Хотя Том наверняка затаил на меня обиду за то, что я втравил его в эту историю, тем не менее он приблизился – весь красный, голова опущена, с таким видом подходит собака в ожидании расправы. Я испытал внезапные угрызения совести, но отступать было поздно, а извиняться не время, поэтому я без лишних слов представил его «королеве Бруклина», в душе же поклялся памятью сестры, что больше никогда не суну свой нос в чужие дела.
– Знакомься, Том. Это Нэнси Маззучелли. Мы начали разговор с местного магазина художественных принадлежностей, а потом как-то переключились на ювелирные изделия. Нэнси всю жизнь прожила в этом доме, представляешь!
Не поднимая глаз, Том пожал руку И.М.
– Очень приятно.
– Говорят, вы работаете у Гарри Брайтмана, – сказала Нэнси, в полном неведении, какое эпохальное событие только что произошло. Том, наконец, прикоснулся к ней, услышал ее голос! Хватит ли этого, чтобы волшебные чары рассеялись, не знаю, но в любом случае с этой минуты Том будет вынужден воспринимать ее по-другому. Теперь это уже не какая-то там абстрактная И.М., а Нэнси Маззучелли, хорошенькая, спору нет, но обыкновенная женщина, зарабатывающая на жизнь ювелирными поделками.
– Да, – подтвердил Том. – Вот уже полгода. Мне нравится.
– Между прочим, Нэнси тоже у него работала. До замужества.
Вместо того чтобы как-то отреагировать на мои слова, Том нервно взглянул на часы и объявил, что ему пора. По-прежнему ни о чем не догадываясь, объект его поклонения спокойно помахала ему рукой.

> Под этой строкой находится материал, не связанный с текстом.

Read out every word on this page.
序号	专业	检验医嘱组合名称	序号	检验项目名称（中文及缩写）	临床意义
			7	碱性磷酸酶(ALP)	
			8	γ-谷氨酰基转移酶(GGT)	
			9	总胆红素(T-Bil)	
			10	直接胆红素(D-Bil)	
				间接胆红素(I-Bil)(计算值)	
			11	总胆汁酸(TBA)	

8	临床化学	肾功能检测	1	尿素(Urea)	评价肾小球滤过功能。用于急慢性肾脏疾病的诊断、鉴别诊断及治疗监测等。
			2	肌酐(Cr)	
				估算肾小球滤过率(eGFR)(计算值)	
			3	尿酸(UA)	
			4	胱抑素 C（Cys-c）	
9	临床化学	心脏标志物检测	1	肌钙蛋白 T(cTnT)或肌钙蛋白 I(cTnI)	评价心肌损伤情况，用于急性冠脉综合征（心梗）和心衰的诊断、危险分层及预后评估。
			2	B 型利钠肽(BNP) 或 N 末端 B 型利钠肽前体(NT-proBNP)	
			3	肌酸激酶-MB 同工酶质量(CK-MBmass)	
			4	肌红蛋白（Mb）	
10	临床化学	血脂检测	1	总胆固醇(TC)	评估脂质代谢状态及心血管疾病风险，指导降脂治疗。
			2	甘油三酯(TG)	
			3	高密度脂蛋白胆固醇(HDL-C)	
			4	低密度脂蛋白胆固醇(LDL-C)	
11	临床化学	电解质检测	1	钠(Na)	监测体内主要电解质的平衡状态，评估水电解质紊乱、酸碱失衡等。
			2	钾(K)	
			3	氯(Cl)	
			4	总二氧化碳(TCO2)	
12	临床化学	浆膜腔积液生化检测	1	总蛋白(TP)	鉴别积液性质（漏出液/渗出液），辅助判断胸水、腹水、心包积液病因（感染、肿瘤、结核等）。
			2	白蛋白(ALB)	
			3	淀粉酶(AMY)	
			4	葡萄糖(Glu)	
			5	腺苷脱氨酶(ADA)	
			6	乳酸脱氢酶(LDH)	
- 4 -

– Приятно было с вами познакомиться, Том. Надеюсь, еще увидимся.
– Я тоже надеюсь, – откликнулся он и ни с того ни с сего пожал мне руку. – Наш ланч не отменяется?

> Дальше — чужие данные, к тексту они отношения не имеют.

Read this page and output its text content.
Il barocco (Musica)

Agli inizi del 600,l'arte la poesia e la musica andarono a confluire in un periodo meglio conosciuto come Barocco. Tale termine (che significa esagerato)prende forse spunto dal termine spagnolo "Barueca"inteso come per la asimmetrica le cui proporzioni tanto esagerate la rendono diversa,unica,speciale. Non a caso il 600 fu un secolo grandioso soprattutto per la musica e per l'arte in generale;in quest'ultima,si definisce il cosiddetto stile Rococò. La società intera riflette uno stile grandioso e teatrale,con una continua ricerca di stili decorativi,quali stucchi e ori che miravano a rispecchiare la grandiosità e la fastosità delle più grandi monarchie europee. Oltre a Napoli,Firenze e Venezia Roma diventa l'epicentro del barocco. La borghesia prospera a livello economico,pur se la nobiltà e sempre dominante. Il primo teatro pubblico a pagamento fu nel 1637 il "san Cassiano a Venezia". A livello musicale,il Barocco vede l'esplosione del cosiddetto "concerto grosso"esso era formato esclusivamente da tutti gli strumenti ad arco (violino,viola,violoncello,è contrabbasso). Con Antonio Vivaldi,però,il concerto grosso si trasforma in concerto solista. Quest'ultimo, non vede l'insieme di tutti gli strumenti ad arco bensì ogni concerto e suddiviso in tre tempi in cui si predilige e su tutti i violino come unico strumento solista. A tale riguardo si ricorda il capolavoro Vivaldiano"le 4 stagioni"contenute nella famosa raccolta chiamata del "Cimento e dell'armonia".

– Нет, конечно, – сказал я, довольный тем, что он, похоже, не так уж разобиделся. – В том же месте, в тот же час.
И он двинулся восвояси своей тяжеловесной походкой. Когда он отошел достаточно далеко, Нэнси прервала молчание:
– Застенчивый.
– Да, очень. Но достойный во всех отношениях. Таких людей не сыщешь днем с огнем.
И.М. улыбнулась:
– Так вам нужен адрес магазина художественных принадлежностей?
– Да, конечно. Но я также хотел бы взглянуть на вашу ювелирку. У моей дочери скоро день рождения, а я еще не купил ей подарка. Может, вы мне поможете сориентироваться?
– Ну, что ж. Давайте зайдем в дом и посмотрим.